Yeah, i find this to be awesome, because i can now leverage the other player’s back stories into WHY they lost their memory. Or use it as an inflection point to shove the players a bit.
If I wanted to do that part of the story for you, I wouldn’t have asked you to do it.
Sure, but given that the player did avoid doing the work, the DM can take the opportunity to punish them for it.
I don’t really like the idea of punishing players in game like that
We’re all there to have fun and we all have different ideas of fun
So, have some fun with the other players at the expense of the player who refused to do even some basic work for the benefit of everybody else. It doesn’t have to be massively cruel, just give them a nudge so that next time they do put in the required effort.
100% ok. Be prepared for weird stuff happening to you whenever I need a plot hook.
As long the player is open to whatever the DM decides their characters history is, or they have collaborated on an outline or even a detailed history the other players just don’t know about, that is all fine and can be really fun for everyone.
If they are doing it with no heads up and are not going to play along with whatever the DM decides happened in their past, then no. But when it comes to DnD, I normally let stuff play out and only stop play if something is clearly going poorly, or might make other players more uncomfortable than they are willing to be. I only play with friends, so things rarely end up being anything close to the worst they theoretically could have gone, socially.
Acceptable but only if vague memories and impressions occasionally surface and lead to some plotline where you eventually rediscover yourself
Though that would work much better if you shared with the DM I suppose
Yeah, uh, so, I used to be a galactic warlord…
Gonna be honest, I usually make my backstory like 2 or 3 sessions in, that way I get a feel for the character and can do something that makes sense. I usually start off with a rough idea, but I like incorporating themes from the story into my background
i really like this idea! i will be sharing it with friends
… barely an inconvenience.
There was one where he said (in character) that a lot of people in the comment section write “barley” an inconvenience but I can’t remember which one it was.
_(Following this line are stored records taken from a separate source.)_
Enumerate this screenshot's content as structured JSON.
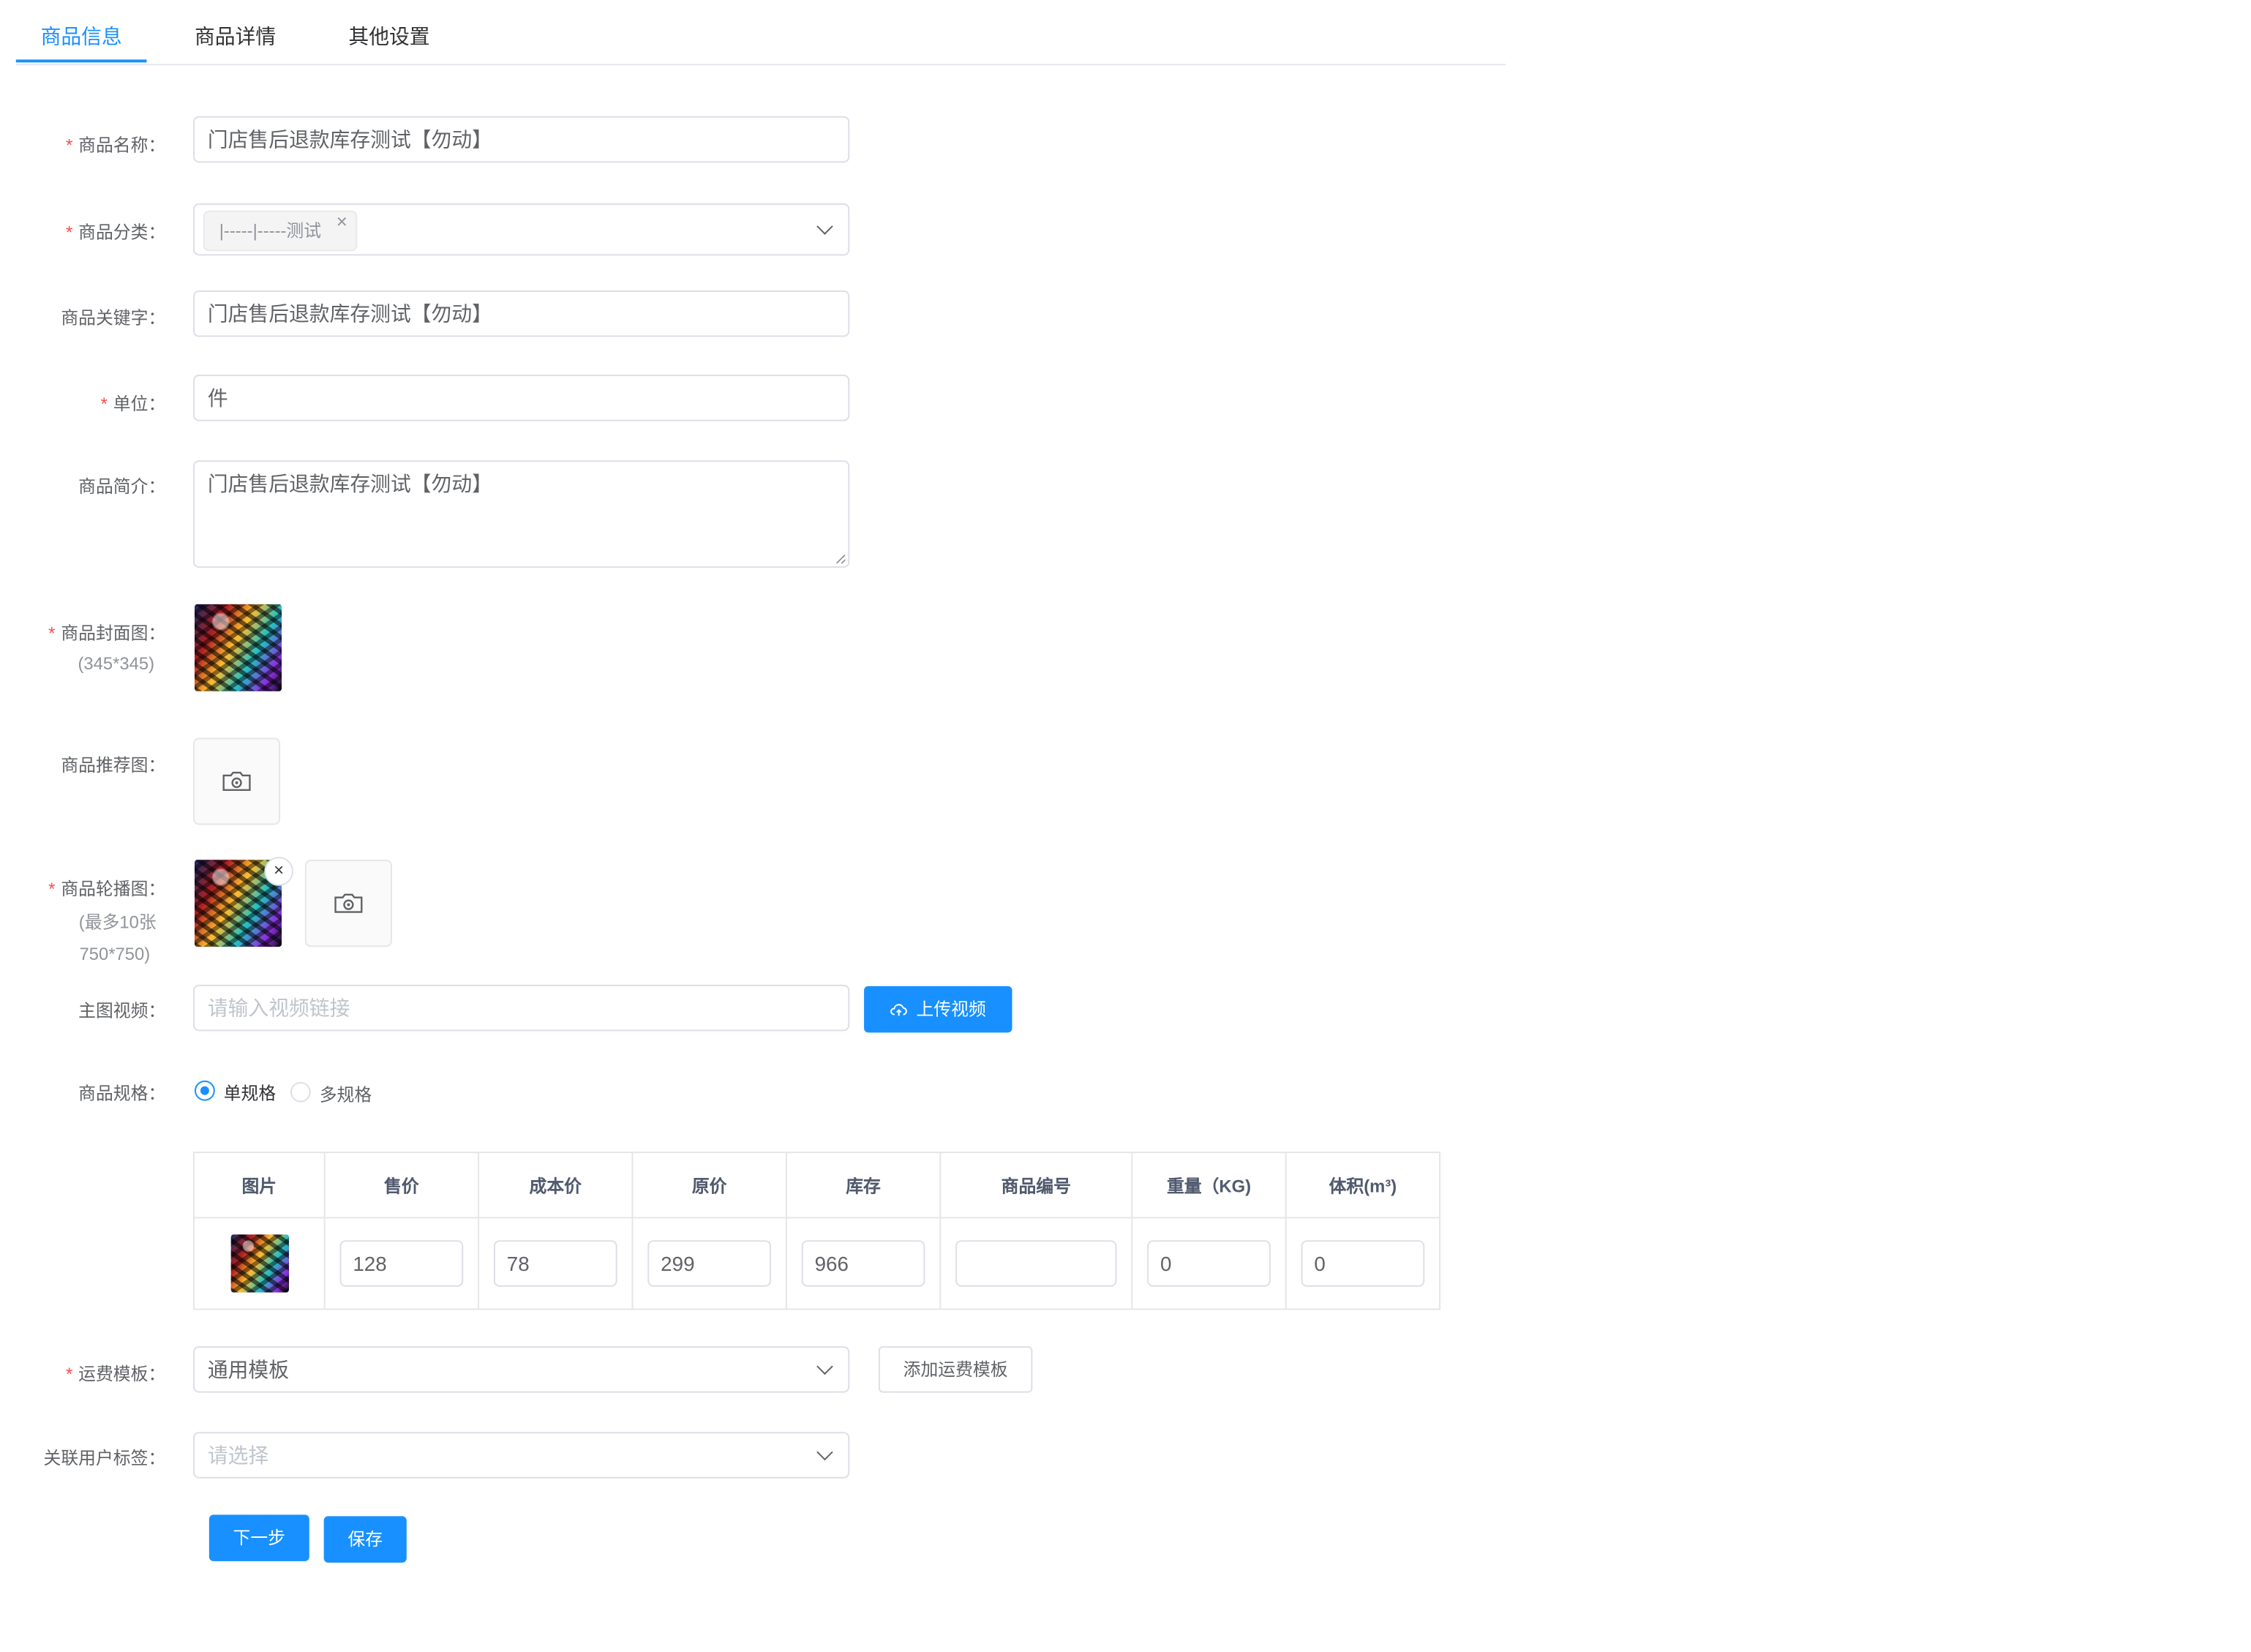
{
  "tabs": [
    {
      "label": "商品信息",
      "active": true
    },
    {
      "label": "商品详情",
      "active": false
    },
    {
      "label": "其他设置",
      "active": false
    }
  ],
  "form": {
    "name": {
      "label": "商品名称：",
      "required": true,
      "value": "门店售后退款库存测试【勿动】"
    },
    "category": {
      "label": "商品分类：",
      "required": true,
      "tag": "|-----|-----测试",
      "tag_close": "×"
    },
    "keywords": {
      "label": "商品关键字：",
      "value": "门店售后退款库存测试【勿动】"
    },
    "unit": {
      "label": "单位：",
      "required": true,
      "value": "件"
    },
    "summary": {
      "label": "商品简介：",
      "value": "门店售后退款库存测试【勿动】"
    },
    "cover": {
      "label": "商品封面图：",
      "required": true,
      "hint": "(345*345)"
    },
    "recommend": {
      "label": "商品推荐图："
    },
    "carousel": {
      "label": "商品轮播图：",
      "required": true,
      "hint_line1": "(最多10张",
      "hint_line2": "750*750)",
      "remove": "×"
    },
    "video": {
      "label": "主图视频：",
      "placeholder": "请输入视频链接",
      "upload_label": "上传视频"
    },
    "spec": {
      "label": "商品规格：",
      "options": [
        {
          "label": "单规格",
          "checked": true
        },
        {
          "label": "多规格",
          "checked": false
        }
      ]
    },
    "shipping": {
      "label": "运费模板：",
      "required": true,
      "value": "通用模板",
      "add_label": "添加运费模板"
    },
    "user_tag": {
      "label": "关联用户标签：",
      "placeholder": "请选择"
    }
  },
  "spec_table": {
    "headers": [
      "图片",
      "售价",
      "成本价",
      "原价",
      "库存",
      "商品编号",
      "重量（KG)",
      "体积(m³)"
    ],
    "row": {
      "price": "128",
      "cost": "78",
      "original": "299",
      "stock": "966",
      "code": "",
      "weight": "0",
      "volume": "0"
    }
  },
  "actions": {
    "next": "下一步",
    "save": "保存"
  },
  "colors": {
    "primary": "#1890ff",
    "required": "#ff4949",
    "border": "#dcdfe6"
  }
}
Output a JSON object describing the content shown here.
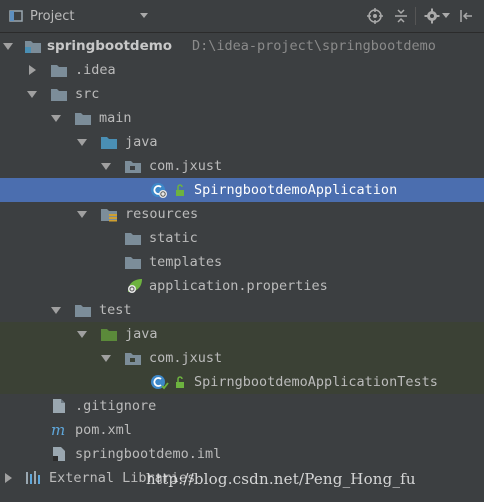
{
  "panel": {
    "title": "Project",
    "colors": {
      "background": "#3c3f41",
      "selection": "#4b6eaf",
      "test_band": "#3b4135",
      "folder": "#7c8d99",
      "source_folder": "#4a8fb4",
      "test_source_folder": "#5b8a3a",
      "spring_green": "#6db33f"
    }
  },
  "toolbar_icons": [
    "project-dropdown-icon",
    "locate-icon",
    "collapse-all-icon",
    "settings-icon",
    "hide-panel-icon"
  ],
  "tree": {
    "items": [
      {
        "label": "springbootdemo",
        "path": "D:\\idea-project\\springbootdemo",
        "icon": "module-folder-icon",
        "expanded": true
      },
      {
        "label": ".idea",
        "icon": "folder-icon",
        "expanded": false
      },
      {
        "label": "src",
        "icon": "folder-icon",
        "expanded": true
      },
      {
        "label": "main",
        "icon": "folder-icon",
        "expanded": true
      },
      {
        "label": "java",
        "icon": "source-folder-icon",
        "expanded": true
      },
      {
        "label": "com.jxust",
        "icon": "package-icon",
        "expanded": true
      },
      {
        "label": "SpirngbootdemoApplication",
        "icon": "spring-boot-class-icon",
        "selected": true
      },
      {
        "label": "resources",
        "icon": "resources-folder-icon",
        "expanded": true
      },
      {
        "label": "static",
        "icon": "folder-icon"
      },
      {
        "label": "templates",
        "icon": "folder-icon"
      },
      {
        "label": "application.properties",
        "icon": "spring-properties-icon"
      },
      {
        "label": "test",
        "icon": "folder-icon",
        "expanded": true
      },
      {
        "label": "java",
        "icon": "test-source-folder-icon",
        "expanded": true
      },
      {
        "label": "com.jxust",
        "icon": "package-icon",
        "expanded": true
      },
      {
        "label": "SpirngbootdemoApplicationTests",
        "icon": "test-class-icon"
      },
      {
        "label": ".gitignore",
        "icon": "file-icon"
      },
      {
        "label": "pom.xml",
        "icon": "maven-icon"
      },
      {
        "label": "springbootdemo.iml",
        "icon": "iml-file-icon"
      },
      {
        "label": "External Libraries",
        "icon": "libraries-icon",
        "expanded": false
      }
    ]
  },
  "watermark": "http://blog.csdn.net/Peng_Hong_fu"
}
I thought it might’ve been the 100 or 200 episode specials but no dice.
I was literally born yesterday.
I never create a backstory. All my characters had personalities, different ways of solving problems, and I acted out the characters in their own unique ways.
All my characters are built around an idea. Ideas like “Kobold snake oil salesman”, “Necromancer Child Edutainer”, “Skaven Engineer”, “Communist Dwarf”, “A delusional ghoul named Jeff Bezos”, etc.
Since, I do a lot of improvisation, not having a back story allows me to adapt my character to the story.
Why is the whole village chasing us with pitchforks again warlock? What the fuck did you do?
“Other than forming a pact with a malicious entity from the Outer Realms? I think trying to light the Inn’s hearth with a fireball might qualify!”
Imagine finding out Orks killed your parents at level 10, long after that favored enemy bonus will be useful.
This falls squarely under “play to find out,” so it sounds pretty great.
If that’s the card they want to play then it’s only going to hurt them until they start giving me something i can run with.
As a general rule, im willing to match and even exceed the effort players put into their PCs, provided they have done anything more than a statblock with a name.
But if they just have the statblock and name then I’m not going out of my way to customize content and quests specific for them.
If I were DM, congrats! You’re hidden backstory is that you were one of the most depraved rodeo clowns to ever have existed. You were patient zero of a necromantic crotch-rot epidemic plaguing your birth-nation to this very day. You traded your memories for the cure. No one recognizes you because you’re not wearing your signature make-up and are wearing more than just chaps and a crazed grin.